SWEET names there are that carry sweet natures in their sound; Whose ring, like hallowed bells of old, seems to shed blessing round: Such a name of good omen, FLORENCE NIGHTINGALE, is thine; And hers, our ANGELA'S, for all in want and woe that pine.

The QUEEN has made her noble; but ere that rank was given, She had donned robe and coronet of the peerage made in Heaven: Baptised in purer honour than from earthly fountain flows, Raised to a prouder Upper House than our proud island knows.

The loftiest of that peerage are of lowliest mood and will; And this their proudest lordship, Love's service to fulfil: Chief Stewards and High Almoners of the goods Heaven bestows-- 'Tis theirs to see that Charity in Wisdom's channels flows.

For e'en that stream, ill-guided, can poison goodly ground-- For health, sow fever broadcast, for blessing, blight, around: 'Tis not enough its waters to loose with lib'ral mind; If Reason lends not eyes to Love, Love strays--for he is blind.

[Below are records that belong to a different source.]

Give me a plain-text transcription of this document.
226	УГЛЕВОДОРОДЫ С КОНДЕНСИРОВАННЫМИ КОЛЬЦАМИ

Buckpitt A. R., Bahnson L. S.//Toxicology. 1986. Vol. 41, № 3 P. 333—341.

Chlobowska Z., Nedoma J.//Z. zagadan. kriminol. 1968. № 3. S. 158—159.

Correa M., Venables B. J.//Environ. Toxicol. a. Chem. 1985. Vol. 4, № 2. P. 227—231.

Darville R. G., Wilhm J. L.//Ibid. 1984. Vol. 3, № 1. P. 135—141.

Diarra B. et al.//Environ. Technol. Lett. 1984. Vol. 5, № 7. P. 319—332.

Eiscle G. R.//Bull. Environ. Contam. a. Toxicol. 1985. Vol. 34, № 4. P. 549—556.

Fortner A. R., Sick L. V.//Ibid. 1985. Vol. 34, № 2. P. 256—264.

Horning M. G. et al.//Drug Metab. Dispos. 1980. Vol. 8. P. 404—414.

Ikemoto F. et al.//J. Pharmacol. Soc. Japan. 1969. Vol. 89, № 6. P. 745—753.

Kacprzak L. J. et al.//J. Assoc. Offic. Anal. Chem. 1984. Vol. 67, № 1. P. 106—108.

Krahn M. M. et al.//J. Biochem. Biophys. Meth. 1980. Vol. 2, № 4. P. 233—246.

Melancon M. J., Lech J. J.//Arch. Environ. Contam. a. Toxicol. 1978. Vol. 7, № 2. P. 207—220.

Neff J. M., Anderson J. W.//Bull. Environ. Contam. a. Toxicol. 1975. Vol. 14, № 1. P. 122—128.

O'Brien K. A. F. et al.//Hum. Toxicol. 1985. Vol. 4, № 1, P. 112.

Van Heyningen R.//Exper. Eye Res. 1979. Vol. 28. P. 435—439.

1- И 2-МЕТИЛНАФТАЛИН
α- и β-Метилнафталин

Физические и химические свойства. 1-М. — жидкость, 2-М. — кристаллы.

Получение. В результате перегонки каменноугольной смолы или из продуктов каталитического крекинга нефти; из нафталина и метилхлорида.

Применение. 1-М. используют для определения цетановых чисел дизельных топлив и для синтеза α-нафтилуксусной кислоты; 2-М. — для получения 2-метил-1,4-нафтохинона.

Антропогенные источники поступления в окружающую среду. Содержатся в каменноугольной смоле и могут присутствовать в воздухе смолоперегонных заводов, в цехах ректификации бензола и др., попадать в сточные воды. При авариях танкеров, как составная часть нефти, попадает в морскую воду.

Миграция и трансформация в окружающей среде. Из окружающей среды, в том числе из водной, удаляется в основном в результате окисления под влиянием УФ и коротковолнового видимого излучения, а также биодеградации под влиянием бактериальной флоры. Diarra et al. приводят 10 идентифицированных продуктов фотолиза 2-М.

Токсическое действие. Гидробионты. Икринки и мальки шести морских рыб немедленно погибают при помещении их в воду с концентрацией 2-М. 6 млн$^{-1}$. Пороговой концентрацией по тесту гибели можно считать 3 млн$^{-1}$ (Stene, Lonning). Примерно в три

This _she_ has known, our ANGELA, for whom men ask, e'en now, "Fit tribute of our gratitude where shall we pay, and how?" If blessings clothed in substance, prayers made palpable, could be, When had Kaiser, King, or Conqueror, such monument as she?

But what can gold, or silver, or bronze, or marble, pay Of the unsummed debt of gratitude owed her this many a day? What record, parchment-blazoned, closed in golden casket rare, Can with her love, in England's heart, for preciousness compare?

If we needs must find her symbol, then carve and set on high A heavy-laden camel going through the needle's eye; Gold-burdened, by a gentle yet firm hand wisely driven,-- Our ANGELA'S, that on it rides, riches and all, to Heaven!

Or if a painted record be by the occasion claimed, Paint up Bethesda's Pool, and round, the sick, the halt, and maimed, Waiting until our ANGELA through Earth's afflicted go To stir wealth's healing waters, that await her hand to flow.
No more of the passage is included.